Back then, there were two Toy Boxes: one in Edgartown and one in the current Tisbury Marketplace location. The Edgartown location closed up as its then-owner moved on to other ventures off-Island, and the Vineyard Haven store was put up for sale. Mrs. Horowitz, who had moved to the island a year before, had tried her hand at painting, baking for the Black Dog Bakery, and gardening with Ana Edey of Solviva. When she heard of the available space, “it just made sense,” she said, “It didn’t sound too daunting.”
What is daunting, at least for an unprepared adult who enters The Toy Box, is the higglety-pigglety layout of the store, which is best described as organized chaos. But it’s supposed to be that way. There’s a lot of inventory to pack into the three-room store (expanded from the original 620-square-foot space), and Mrs. Horowitz, showing her background in theater, has devised the layout so that the unexpected lies around every corner. About the only guideline is for toys for the younger set to be on the lower shelves.
The end result is that it’s nearly impossible to step inside The Toy Box without wanting to take another step, and then a few more, and then maybe a look around this corner to see what’s in the back nook. There are puzzles and puppets, stickers and science books, tiaras and Tinglers (a scalp massager, of all things), and just about everything in between. (For those who are more interested in the second part of the store’s name, Mrs. Horowitz has it covered: “People start calling and ask if we have any cartons outside,” she said, laughing. “Oh my gosh, are we in the toy business or the box business?’”)
“To hear a kid — a 12-year-old kid — walk in and say ‘This place is heaven’ is wonderful,” said Marcia MacGillivray, 87, who has been working at The Toy Box since Mrs. Horowitz’s second son, Michael, now in college, was born. Mrs. MacGillivray, Judy Jahries and Ann Knight are all part-time employees (the “three grandmas,” as Mrs. Horowitz described), as is Galya Walt, 15, a sophomore at the regional high school. Miss Walt’s former babysitter also used to work at the store.
“People come from around the world and say this store is different from anywhere they’ve ever been,” Mrs. Horowitz said. “I’m not sure what we’re doing differently, though . . . I go to the same [toy] shows and use the same catalogs.”

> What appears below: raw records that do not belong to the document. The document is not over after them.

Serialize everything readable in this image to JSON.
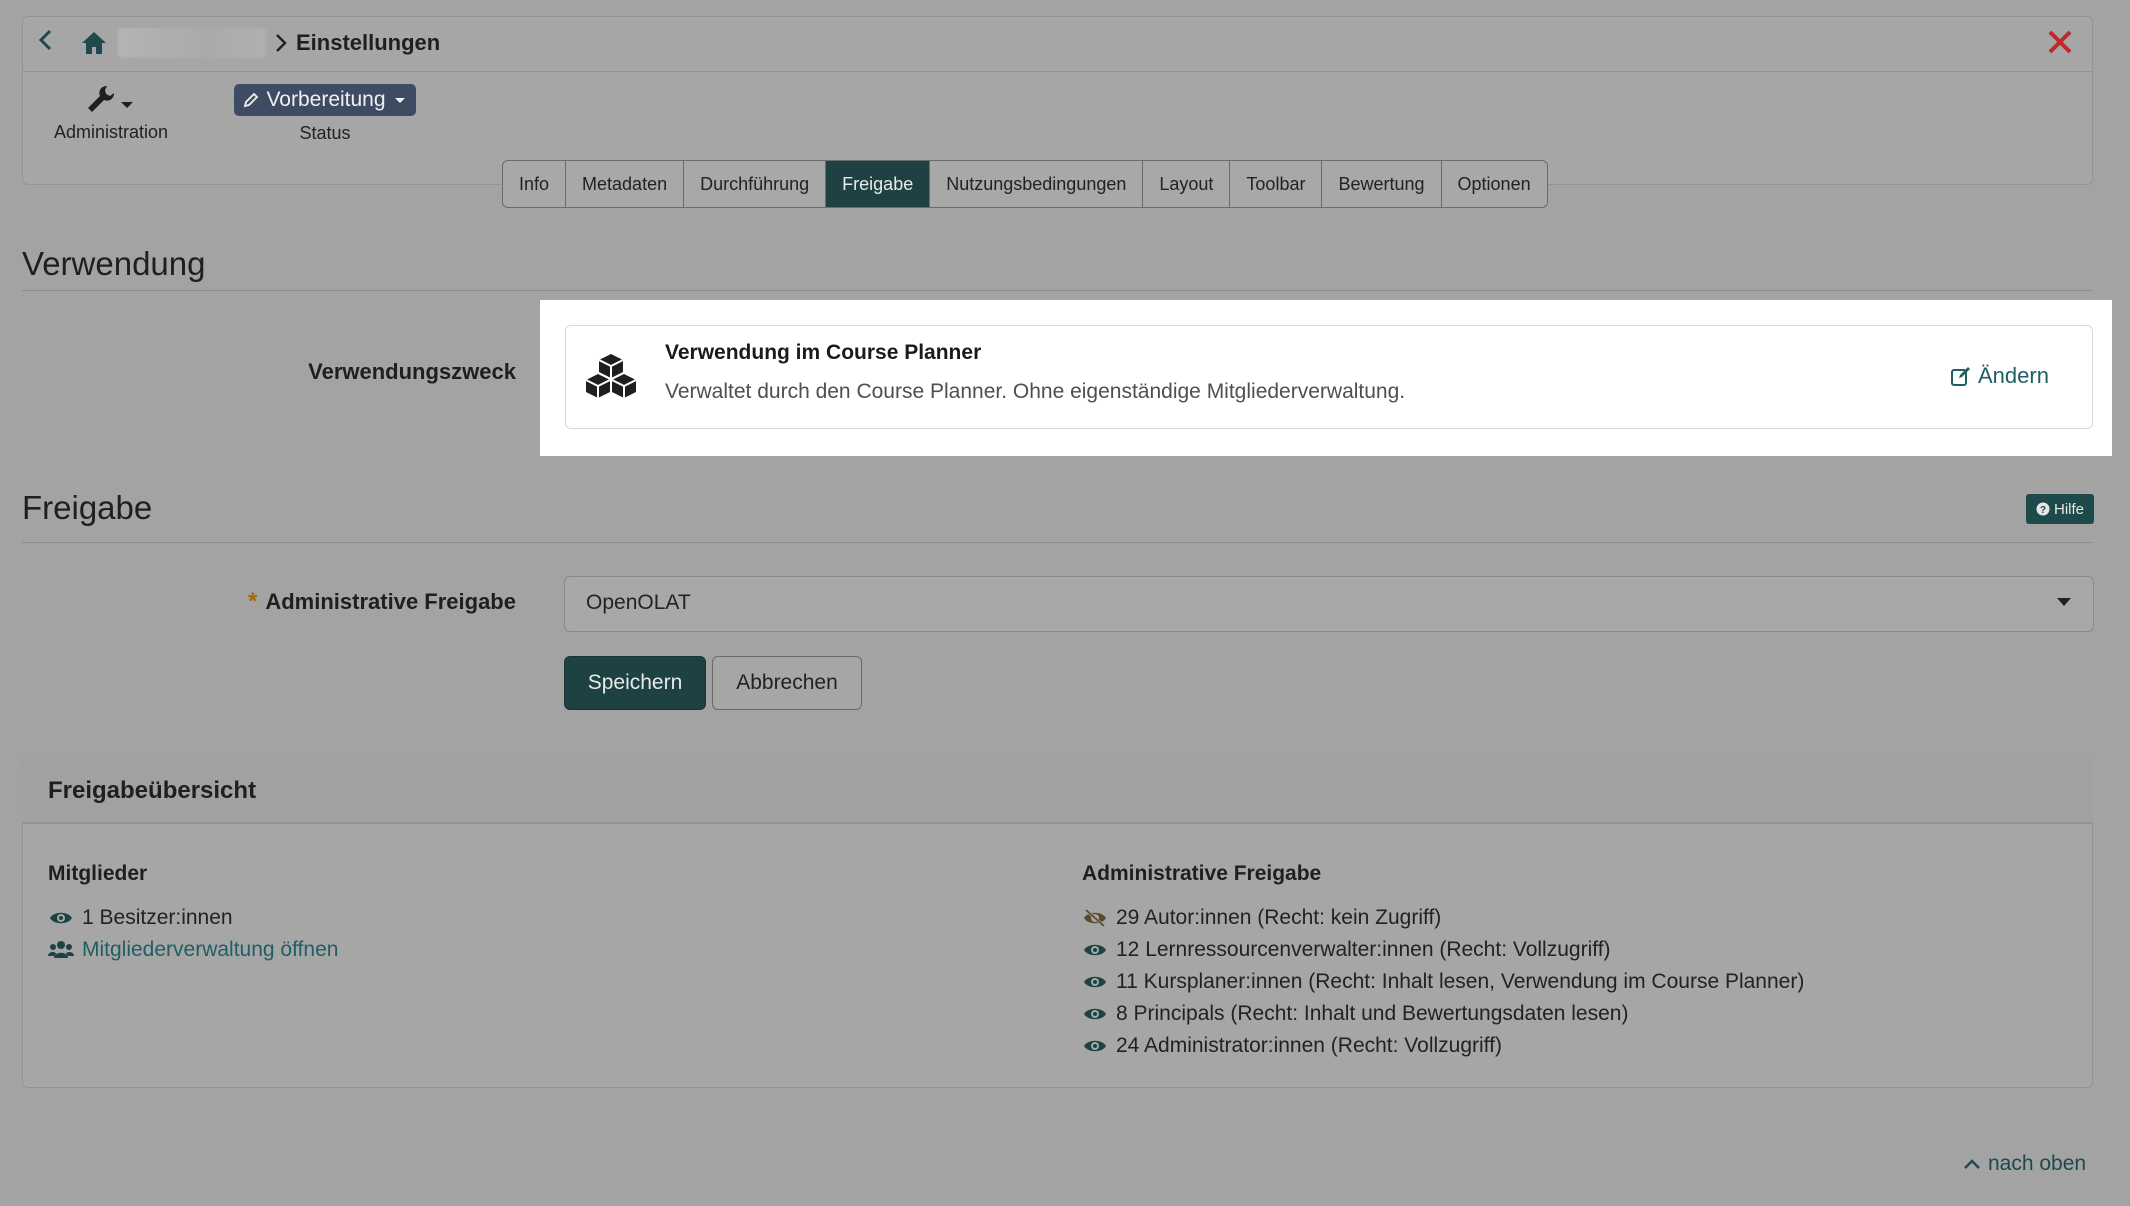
{
  "breadcrumb": {
    "current": "Einstellungen"
  },
  "toolbar": {
    "admin_label": "Administration",
    "status_value": "Vorbereitung",
    "status_label": "Status"
  },
  "tabs": [
    {
      "label": "Info"
    },
    {
      "label": "Metadaten"
    },
    {
      "label": "Durchführung"
    },
    {
      "label": "Freigabe",
      "active": true
    },
    {
      "label": "Nutzungsbedingungen"
    },
    {
      "label": "Layout"
    },
    {
      "label": "Toolbar"
    },
    {
      "label": "Bewertung"
    },
    {
      "label": "Optionen"
    }
  ],
  "verwendung": {
    "title": "Verwendung",
    "purpose_label": "Verwendungszweck",
    "purpose_title": "Verwendung im Course Planner",
    "purpose_desc": "Verwaltet durch den Course Planner. Ohne eigenständige Mitgliederverwaltung.",
    "change_label": "Ändern"
  },
  "freigabe": {
    "title": "Freigabe",
    "help_label": "Hilfe",
    "admin_label": "Administrative Freigabe",
    "select_value": "OpenOLAT",
    "save_label": "Speichern",
    "cancel_label": "Abbrechen"
  },
  "overview": {
    "title": "Freigabeübersicht",
    "members_title": "Mitglieder",
    "members": [
      {
        "text": "1 Besitzer:innen",
        "icon": "eye-icon"
      },
      {
        "text": "Mitgliederverwaltung öffnen",
        "icon": "users-icon",
        "link": true
      }
    ],
    "admin_title": "Administrative Freigabe",
    "admin_items": [
      {
        "text": "29 Autor:innen (Recht: kein Zugriff)",
        "icon": "eye-slash-icon"
      },
      {
        "text": "12 Lernressourcenverwalter:innen (Recht: Vollzugriff)",
        "icon": "eye-icon"
      },
      {
        "text": "11 Kursplaner:innen (Recht: Inhalt lesen, Verwendung im Course Planner)",
        "icon": "eye-icon"
      },
      {
        "text": "8 Principals (Recht: Inhalt und Bewertungsdaten lesen)",
        "icon": "eye-icon"
      },
      {
        "text": "24 Administrator:innen (Recht: Vollzugriff)",
        "icon": "eye-icon"
      }
    ]
  },
  "footer": {
    "top_link": "nach oben"
  },
  "colors": {
    "accent": "#1e4243",
    "link": "#1f5f63",
    "status_button": "#3e4c63",
    "close": "#c0282a",
    "required": "#a36a10"
  }
}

But then, a toy store is steeped with memories and nostalgia in a way that other retail stores are not. Mrs. Horowitz recently stocked Zube Tubes, which are, according to the box, “the ultimate cosmic sound machine.” A 30-year-old customer bought one to replace his that he’d lost on a plane — at age 15.

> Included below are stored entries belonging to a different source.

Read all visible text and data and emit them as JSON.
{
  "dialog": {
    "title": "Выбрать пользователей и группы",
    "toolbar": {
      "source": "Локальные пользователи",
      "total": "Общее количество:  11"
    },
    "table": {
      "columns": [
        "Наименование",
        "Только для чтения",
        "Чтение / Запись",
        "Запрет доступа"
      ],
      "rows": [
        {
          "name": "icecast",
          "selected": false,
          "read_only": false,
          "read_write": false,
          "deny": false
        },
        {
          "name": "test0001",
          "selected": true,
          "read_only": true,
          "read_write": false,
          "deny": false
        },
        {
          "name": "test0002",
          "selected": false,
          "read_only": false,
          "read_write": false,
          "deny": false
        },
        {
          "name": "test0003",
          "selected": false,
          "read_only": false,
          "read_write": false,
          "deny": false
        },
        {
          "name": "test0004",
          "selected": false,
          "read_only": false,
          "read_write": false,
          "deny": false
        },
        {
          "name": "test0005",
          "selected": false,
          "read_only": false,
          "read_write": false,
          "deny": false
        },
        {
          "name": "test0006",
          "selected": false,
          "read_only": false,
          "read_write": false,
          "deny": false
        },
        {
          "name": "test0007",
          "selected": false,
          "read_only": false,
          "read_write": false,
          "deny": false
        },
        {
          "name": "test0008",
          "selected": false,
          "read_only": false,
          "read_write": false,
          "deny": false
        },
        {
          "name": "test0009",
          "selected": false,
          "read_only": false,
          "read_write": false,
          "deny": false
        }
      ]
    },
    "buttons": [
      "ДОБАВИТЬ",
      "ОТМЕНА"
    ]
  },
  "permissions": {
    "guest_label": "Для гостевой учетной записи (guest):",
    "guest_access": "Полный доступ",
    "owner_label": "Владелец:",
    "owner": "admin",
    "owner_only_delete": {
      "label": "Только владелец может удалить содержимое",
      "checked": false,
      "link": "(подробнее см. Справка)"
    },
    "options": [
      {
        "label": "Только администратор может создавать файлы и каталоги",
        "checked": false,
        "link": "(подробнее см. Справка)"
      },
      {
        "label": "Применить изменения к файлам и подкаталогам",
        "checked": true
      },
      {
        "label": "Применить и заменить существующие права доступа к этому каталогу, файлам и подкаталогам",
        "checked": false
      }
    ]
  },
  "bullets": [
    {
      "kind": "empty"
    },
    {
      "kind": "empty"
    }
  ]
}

The store has always been open year-round — there are weeks in December that are busier than any July or August stretch — and there are few times when it’s quiet inside. Birthdays happen throughout the year, after all, and what other store keeps an informal register so that the birthday kid doesn’t get the same present from 20 different people?
For summer visitors, the fact that The Toy Box is on the Island adds to its mystique; it’s a priority stop once getting off the boat. One family, Miss Walt said, saves all of their change for a year before taking it to the bank and exchanging it for bills, and then comes straight to The Toy Box.
And for young customers, the toy store is the first place they start to learn about the “grown-up” world. Occasionally, items walk off the shelves — a slight Mrs. Horowitz admits she takes a bit personally — and occasionally, they walk back in, in the hand of a nervous kid whose parents discovered the “new” toy.
“You have to explain that it’s a trade,” Mrs. Horowitz said. “You can take it, but you have to give money in exchange.”
“We get kids emptying their banks because they’ve saved up for something,” Mrs. MacGillivray said.
In between the two points on the spectrum is the time-honored ritual of bargaining. The staff is always impressed when parents put their foot down in the face of wheedling.
“We do listen to a lot of negotiations between parents and kids,” Mrs. Horowitz said, turning to Mrs. MacGillivray. “The kids usually win, don’t you think?”
After 25 years, it seems that everybody’s come out on top.
The Toy Box celebrates its 25th anniversary on Tuesday, September 4. All are invited.